Viene direttamente da Washington un' importantissima notizia per la prevenzione del tanto temuto e, purtroppo, diffuso, cancro al seno. Solo in Italia, il tumore al seno colpisce una donna su 8 e costituisce il 29% della totalità dei tumori che colpiscono il sesso femminile. I ricercatori americani hanno spiegato sulla pubblicazione scientifica Environmental Health Perspectives una lista di 17 sostanze chimiche con cui spesso si è a contatto inconsapevoli della loro pericolosità per la nostra salute infatti sono tutte sostanze potenzialmente cancerogene.

I ricercatori sono convinti che l'arma più potente per la prevenzione del cancro al seno sia l'informazione quindi conoscere tali sostanze pericolose ed evitare o, se proprio non si può fare a meno, limitare al massimo l'esposizione a questi agenti tossici è il primo passo per evitare il rischio di ammalarsi di questa neoplasia.

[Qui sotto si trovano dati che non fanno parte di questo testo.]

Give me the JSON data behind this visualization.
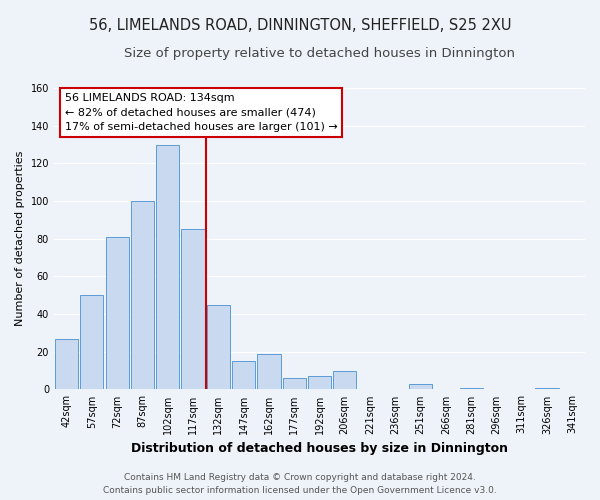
{
  "title": "56, LIMELANDS ROAD, DINNINGTON, SHEFFIELD, S25 2XU",
  "subtitle": "Size of property relative to detached houses in Dinnington",
  "xlabel": "Distribution of detached houses by size in Dinnington",
  "ylabel": "Number of detached properties",
  "bar_labels": [
    "42sqm",
    "57sqm",
    "72sqm",
    "87sqm",
    "102sqm",
    "117sqm",
    "132sqm",
    "147sqm",
    "162sqm",
    "177sqm",
    "192sqm",
    "206sqm",
    "221sqm",
    "236sqm",
    "251sqm",
    "266sqm",
    "281sqm",
    "296sqm",
    "311sqm",
    "326sqm",
    "341sqm"
  ],
  "bar_heights": [
    27,
    50,
    81,
    100,
    130,
    85,
    45,
    15,
    19,
    6,
    7,
    10,
    0,
    0,
    3,
    0,
    1,
    0,
    0,
    1,
    0
  ],
  "bar_color": "#c8d9f0",
  "bar_edge_color": "#5b9bd5",
  "vline_x_idx": 6,
  "vline_color": "#cc0000",
  "ylim": [
    0,
    160
  ],
  "yticks": [
    0,
    20,
    40,
    60,
    80,
    100,
    120,
    140,
    160
  ],
  "annotation_title": "56 LIMELANDS ROAD: 134sqm",
  "annotation_line1": "← 82% of detached houses are smaller (474)",
  "annotation_line2": "17% of semi-detached houses are larger (101) →",
  "annotation_box_color": "#ffffff",
  "annotation_box_edge": "#cc0000",
  "footer_line1": "Contains HM Land Registry data © Crown copyright and database right 2024.",
  "footer_line2": "Contains public sector information licensed under the Open Government Licence v3.0.",
  "background_color": "#eef2f9",
  "grid_color": "#ffffff",
  "title_fontsize": 10.5,
  "subtitle_fontsize": 9.5,
  "xlabel_fontsize": 9,
  "ylabel_fontsize": 8,
  "tick_fontsize": 7,
  "annotation_fontsize": 8,
  "footer_fontsize": 6.5
}
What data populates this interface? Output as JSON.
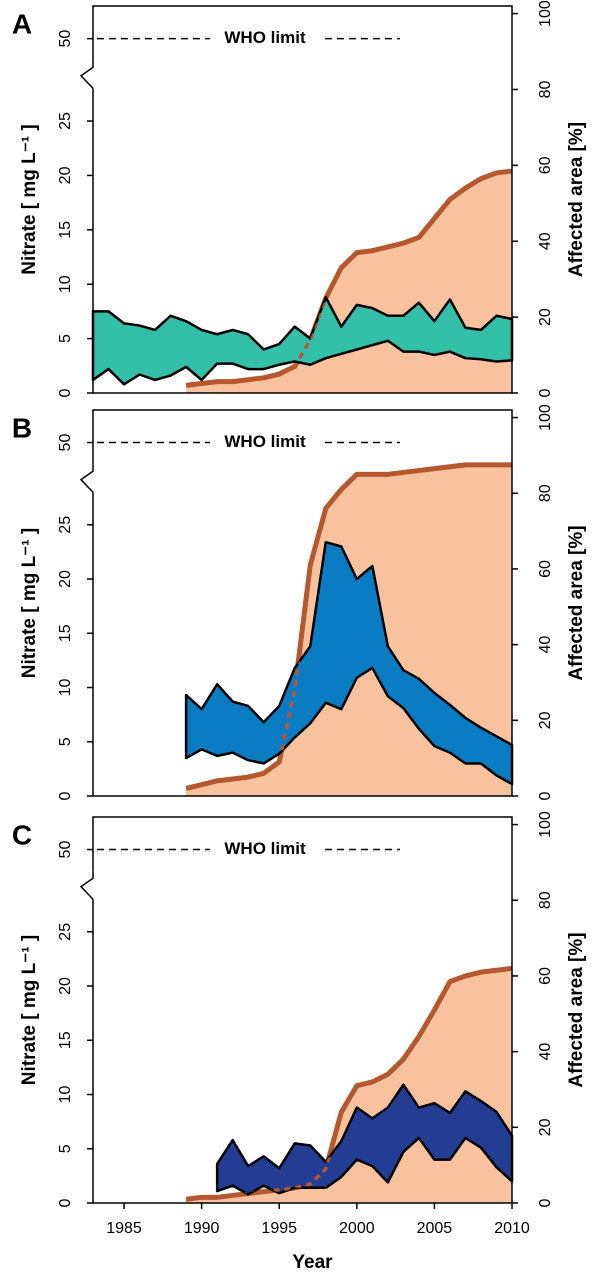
{
  "chart_data": [
    {
      "type": "area-band",
      "label": "A",
      "y_label": "Nitrate [ mg L⁻¹ ]",
      "y2_label": "Affected area [%]",
      "xlim": [
        1983,
        2010
      ],
      "ylim": [
        0,
        53
      ],
      "axis_break": [
        28,
        48
      ],
      "yticks": [
        0,
        5,
        10,
        15,
        20,
        25,
        50
      ],
      "y2lim": [
        0,
        102
      ],
      "y2ticks": [
        0,
        20,
        40,
        60,
        80,
        100
      ],
      "annotation": {
        "text": "WHO limit",
        "value": 50
      },
      "series": [
        {
          "kind": "area",
          "axis": "y2",
          "color": "#b5582f",
          "fill": "#f9c29f",
          "x": [
            1989,
            1990,
            1991,
            1992,
            1993,
            1994,
            1995,
            1996,
            1997,
            1998,
            1999,
            2000,
            2001,
            2002,
            2003,
            2004,
            2005,
            2006,
            2007,
            2008,
            2009,
            2010
          ],
          "values": [
            2,
            2.5,
            3,
            3,
            3.5,
            4,
            5,
            7,
            14,
            25,
            33,
            37,
            37.5,
            38.5,
            39.5,
            41,
            46,
            51,
            54,
            56.5,
            58,
            58.5
          ]
        },
        {
          "kind": "band",
          "color": "#33bfa8",
          "x": [
            1983,
            1984,
            1985,
            1986,
            1987,
            1988,
            1989,
            1990,
            1991,
            1992,
            1993,
            1994,
            1995,
            1996,
            1997,
            1998,
            1999,
            2000,
            2001,
            2002,
            2003,
            2004,
            2005,
            2006,
            2007,
            2008,
            2009,
            2010
          ],
          "upper": [
            7.5,
            7.5,
            6.4,
            6.2,
            5.8,
            7.1,
            6.6,
            5.8,
            5.4,
            5.8,
            5.4,
            4.0,
            4.5,
            6.1,
            5.0,
            8.8,
            6.1,
            8.1,
            7.8,
            7.1,
            7.1,
            8.3,
            6.6,
            8.6,
            6.0,
            5.8,
            7.1,
            6.8
          ],
          "lower": [
            1.2,
            2.2,
            0.8,
            1.7,
            1.2,
            1.6,
            2.4,
            1.2,
            2.7,
            2.7,
            2.2,
            2.2,
            2.6,
            2.9,
            2.6,
            3.2,
            3.6,
            4.0,
            4.4,
            4.8,
            3.8,
            3.8,
            3.5,
            3.8,
            3.2,
            3.1,
            2.9,
            3.0
          ]
        }
      ]
    },
    {
      "type": "area-band",
      "label": "B",
      "y_label": "Nitrate [ mg L⁻¹ ]",
      "y2_label": "Affected area [%]",
      "xlim": [
        1983,
        2010
      ],
      "ylim": [
        0,
        53
      ],
      "axis_break": [
        28,
        48
      ],
      "yticks": [
        0,
        5,
        10,
        15,
        20,
        25,
        50
      ],
      "y2lim": [
        0,
        102
      ],
      "y2ticks": [
        0,
        20,
        40,
        60,
        80,
        100
      ],
      "annotation": {
        "text": "WHO limit",
        "value": 50
      },
      "series": [
        {
          "kind": "area",
          "axis": "y2",
          "color": "#b5582f",
          "fill": "#f9c29f",
          "x": [
            1989,
            1990,
            1991,
            1992,
            1993,
            1994,
            1995,
            1996,
            1997,
            1998,
            1999,
            2000,
            2001,
            2002,
            2003,
            2004,
            2005,
            2006,
            2007,
            2008,
            2009,
            2010
          ],
          "values": [
            2,
            3,
            4,
            4.5,
            5,
            6,
            9,
            28,
            61,
            76,
            81,
            85,
            85,
            85,
            85.5,
            86,
            86.5,
            87,
            87.5,
            87.5,
            87.5,
            87.5
          ]
        },
        {
          "kind": "band",
          "color": "#0a7cc4",
          "x": [
            1989,
            1990,
            1991,
            1992,
            1993,
            1994,
            1995,
            1996,
            1997,
            1998,
            1999,
            2000,
            2001,
            2002,
            2003,
            2004,
            2005,
            2006,
            2007,
            2008,
            2009,
            2010
          ],
          "upper": [
            9.3,
            8.0,
            10.3,
            8.7,
            8.3,
            6.8,
            8.3,
            11.8,
            13.8,
            23.4,
            23.0,
            20.0,
            21.2,
            13.8,
            11.6,
            10.8,
            9.5,
            8.4,
            7.2,
            6.3,
            5.5,
            4.7
          ],
          "lower": [
            3.5,
            4.3,
            3.7,
            4.0,
            3.3,
            3.0,
            3.9,
            5.4,
            6.7,
            8.6,
            8.0,
            10.9,
            11.8,
            9.2,
            8.1,
            6.2,
            4.6,
            4.0,
            3.0,
            3.0,
            1.9,
            1.1
          ]
        }
      ]
    },
    {
      "type": "area-band",
      "label": "C",
      "y_label": "Nitrate [ mg L⁻¹ ]",
      "y2_label": "Affected area [%]",
      "x_label": "Year",
      "xlim": [
        1983,
        2010
      ],
      "xticks": [
        1985,
        1990,
        1995,
        2000,
        2005,
        2010
      ],
      "ylim": [
        0,
        53
      ],
      "axis_break": [
        28,
        48
      ],
      "yticks": [
        0,
        5,
        10,
        15,
        20,
        25,
        50
      ],
      "y2lim": [
        0,
        102
      ],
      "y2ticks": [
        0,
        20,
        40,
        60,
        80,
        100
      ],
      "annotation": {
        "text": "WHO limit",
        "value": 50
      },
      "series": [
        {
          "kind": "area",
          "axis": "y2",
          "color": "#b5582f",
          "fill": "#f9c29f",
          "x": [
            1989,
            1990,
            1991,
            1992,
            1993,
            1994,
            1995,
            1996,
            1997,
            1998,
            1999,
            2000,
            2001,
            2002,
            2003,
            2004,
            2005,
            2006,
            2007,
            2008,
            2009,
            2010
          ],
          "values": [
            1,
            1.5,
            1.5,
            2,
            2.5,
            3,
            3.5,
            4,
            5,
            9,
            24,
            31,
            32,
            34,
            38,
            44,
            51,
            58.5,
            60,
            61,
            61.5,
            62
          ]
        },
        {
          "kind": "band",
          "color": "#233c94",
          "x": [
            1991,
            1992,
            1993,
            1994,
            1995,
            1996,
            1997,
            1998,
            1999,
            2000,
            2001,
            2002,
            2003,
            2004,
            2005,
            2006,
            2007,
            2008,
            2009,
            2010
          ],
          "upper": [
            3.6,
            5.8,
            3.4,
            4.3,
            3.2,
            5.5,
            5.3,
            3.8,
            5.7,
            8.8,
            7.8,
            8.8,
            10.9,
            8.8,
            9.2,
            8.3,
            10.3,
            9.4,
            8.4,
            6.2
          ],
          "lower": [
            1.1,
            1.6,
            0.8,
            1.6,
            0.9,
            1.4,
            1.4,
            1.4,
            2.4,
            4.0,
            3.4,
            1.9,
            4.7,
            6.0,
            4.0,
            4.0,
            6.0,
            5.1,
            3.3,
            2.0
          ]
        }
      ]
    }
  ]
}
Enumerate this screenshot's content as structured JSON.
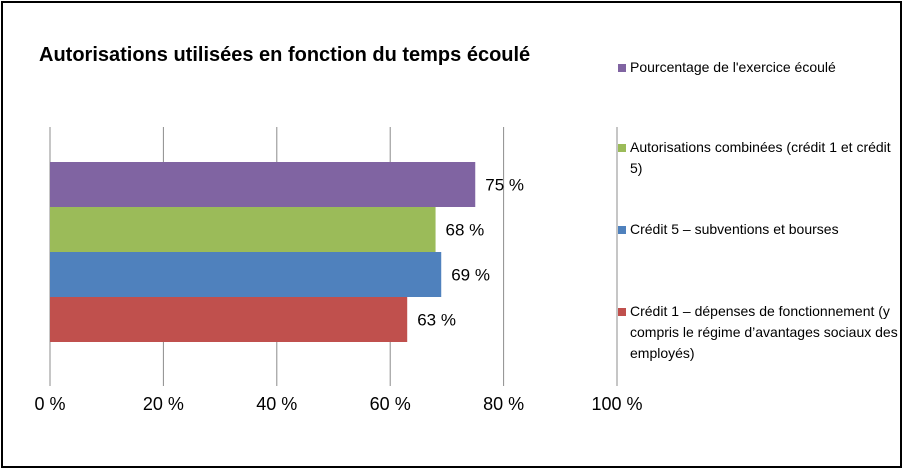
{
  "chart_data": {
    "type": "bar",
    "orientation": "horizontal",
    "title": "Autorisations utilisées en fonction du temps écoulé",
    "xlabel": "",
    "ylabel": "",
    "xlim": [
      0,
      100
    ],
    "x_ticks": [
      "0 %",
      "20 %",
      "40 %",
      "60 %",
      "80 %",
      "100 %"
    ],
    "grid": true,
    "legend_position": "right",
    "series": [
      {
        "name": "Pourcentage de l'exercice écoulé",
        "value": 75,
        "label": "75 %",
        "color": "#8064A2"
      },
      {
        "name": "Autorisations combinées (crédit 1 et crédit 5)",
        "value": 68,
        "label": "68 %",
        "color": "#9BBB59"
      },
      {
        "name": "Crédit 5 – subventions et bourses",
        "value": 69,
        "label": "69 %",
        "color": "#4F81BD"
      },
      {
        "name": "Crédit 1 – dépenses de fonctionnement (y compris le régime d’avantages sociaux des employés)",
        "value": 63,
        "label": "63 %",
        "color": "#C0504D"
      }
    ]
  }
}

Prevenzione cancro al seno: le sostanze chimiche incriminate

In primo luogo, sono cancerogene sostanze quali la benzina e il gasolio e tutti i gas di scarico emessi dagli autoveicoli. In cucina, è meglio evitare le grigliate con il barbecue ed utilizzare la cappa; inoltre, sono pericolose le sostanze chimiche e i vari derivati per potabilizzare l'acqua. Se si utilizza l'aspirapolvere è bene fare attenzione che sia attivo il filtro Hepa (acronimo che sta per High Efficiency Particulate Air Filter) che permette di filtrare particelle pericolose per la nostra salute.

Quando si acquistano mobili ci si deve accertare che non contengano poliuretano e che non si utilizzino ignifughi. Attenzione anche ai solventi antimacchia utilizzati in tintoria perchè alcuni di essi come, ad esempio, il percloroetilene, sono nocivi.

A volte, quindi, bastano semplici accorgimenti per ottenere una valida protezione e prevenzione e far sì che la probabilità di ammalarsi di cancro al seno si riduca drasticamente.